Question 2. What is the difference between g, &g, *g ?

In my understanding:

• &g is the memory address.
• *g is a Graph pointer point to a graph object, so we can use Graph *g = new Graph();
• g is a Graph object

the difference between *g and g is how we use, for example the two conditions are the same:

condition 1:

Graph *g = new Graph();
g->gid = 0;

condition 2:

Graph g;
g.gid = 0;

Question 3.

what is below meaning?

Graph &g

and why we use g[it->to].label not &g[it->to].label Thank very much:)

Answer 1

Question 1: it is not a pointer, it is an iterator. Iterators behave somewhat like pointers, for certain things only, but they aren't pointers. In the expression &(*it), * dereferences the iterator, to obtain a reference to the actual object it designates; the & then takes the address of this object, which results in an actual pointer, with pointer type (which is what the container result requires).

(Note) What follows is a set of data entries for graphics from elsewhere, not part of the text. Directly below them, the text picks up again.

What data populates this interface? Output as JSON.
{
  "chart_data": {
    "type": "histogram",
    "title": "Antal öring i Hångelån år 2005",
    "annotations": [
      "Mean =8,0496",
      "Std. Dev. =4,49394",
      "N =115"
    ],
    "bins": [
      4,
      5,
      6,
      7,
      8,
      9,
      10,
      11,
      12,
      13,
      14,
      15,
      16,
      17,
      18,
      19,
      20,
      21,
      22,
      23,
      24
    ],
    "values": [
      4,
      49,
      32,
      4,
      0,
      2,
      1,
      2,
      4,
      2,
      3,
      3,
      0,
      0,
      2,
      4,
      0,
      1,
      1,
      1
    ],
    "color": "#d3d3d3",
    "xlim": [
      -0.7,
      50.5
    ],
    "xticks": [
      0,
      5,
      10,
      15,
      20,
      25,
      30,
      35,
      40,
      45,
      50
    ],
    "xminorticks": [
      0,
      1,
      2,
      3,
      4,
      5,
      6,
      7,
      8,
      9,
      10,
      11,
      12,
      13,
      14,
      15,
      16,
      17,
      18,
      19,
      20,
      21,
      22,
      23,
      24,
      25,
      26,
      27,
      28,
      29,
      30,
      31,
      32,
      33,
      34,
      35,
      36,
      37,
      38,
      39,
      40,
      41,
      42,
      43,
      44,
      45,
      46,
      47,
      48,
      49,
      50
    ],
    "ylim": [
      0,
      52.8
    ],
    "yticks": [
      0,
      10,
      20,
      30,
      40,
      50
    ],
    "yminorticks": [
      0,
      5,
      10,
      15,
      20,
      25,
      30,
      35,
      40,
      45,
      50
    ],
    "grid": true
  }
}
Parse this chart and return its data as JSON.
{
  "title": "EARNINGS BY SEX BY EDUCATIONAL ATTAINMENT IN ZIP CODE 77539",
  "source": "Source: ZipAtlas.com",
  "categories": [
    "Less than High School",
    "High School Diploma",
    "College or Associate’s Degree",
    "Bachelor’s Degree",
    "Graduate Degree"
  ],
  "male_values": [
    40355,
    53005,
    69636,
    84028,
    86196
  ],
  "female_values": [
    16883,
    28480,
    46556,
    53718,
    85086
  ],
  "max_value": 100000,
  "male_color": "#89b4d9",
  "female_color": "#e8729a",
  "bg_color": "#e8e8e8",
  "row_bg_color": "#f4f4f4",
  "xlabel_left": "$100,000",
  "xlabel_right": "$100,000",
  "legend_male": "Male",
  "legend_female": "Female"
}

Question 2: g is the name of an object; in an expression, it designates the object, and has the type of the object. &g is the address of the object; an object in itself (albeit temporary) with a pointer type. *g isn't legal. At least as long as no user defined operators come into play: the type Graph could overload operator* or operator& to do more or less anything. (Given the example, with g[it->to], it is clear that Graph overloads []; this means that the usual identity a[b] means *(a+b) doesn't hold.) And in your code, g is not a pointer to a Graph, it is a reference, which acts like an alias—another name for whatever it was initialized with.

With regards to Graph* g and Graph g: there is a vital difference in the lifetime of the objects (or in the case of Graph* g, the lifetime of the pointed to object).

Question 3: The Graph& g has no relationship with the operator &; it is a means of telling the compiler that g is a reference. A reference is fundamentally just another name for the initialing object (or the only name, if the initializing object doesn't have a name otherwise). References are mostly (but not exclusively) used as function parameters.

Answer 2

Question 1: what is &(*it)

it acts like a pointer, but it's not a pointer. If it were a pointer, &*it would be the same as it. In the general case, &(*it) is the address (a real pointer) of the object that the iterator it points to. We can assume here that the & operator was not overloaded.

Question 2: What is the difference between g, &g, *g?

g is g. &g is the address of g. *g is the object g points to (if g is a pointer). Your 2 conditions (I don't understand why you call them conditions) do pretty much the same thing, yes.

Question 3: what is Graph &g?

It's called a reference. When defined, it should be immediately initialized. Think of a reference as another name of an object. (Better, read a book, see below).

All of your questions will be thoroughly answered in any decent C++ beginner book. I especially recommend Lippman's C++ primer for this purpose. Find other good titles here.

Answer 3

it is not a pointer, it is an iterator. Basically it behaves like a pointer (dereference and arrow operators are overloaded) and also like an array index (++, --, +=, etc. advance the iterator to point to the next element. For vectors you may find that useless, but that's great for other containers).

So, &(*it) transforms the iterator into a real pointer: it takes the address of the pointed-to object. It does not make much of a difference on a vector though, because all elements are stored into contiguous memory areas.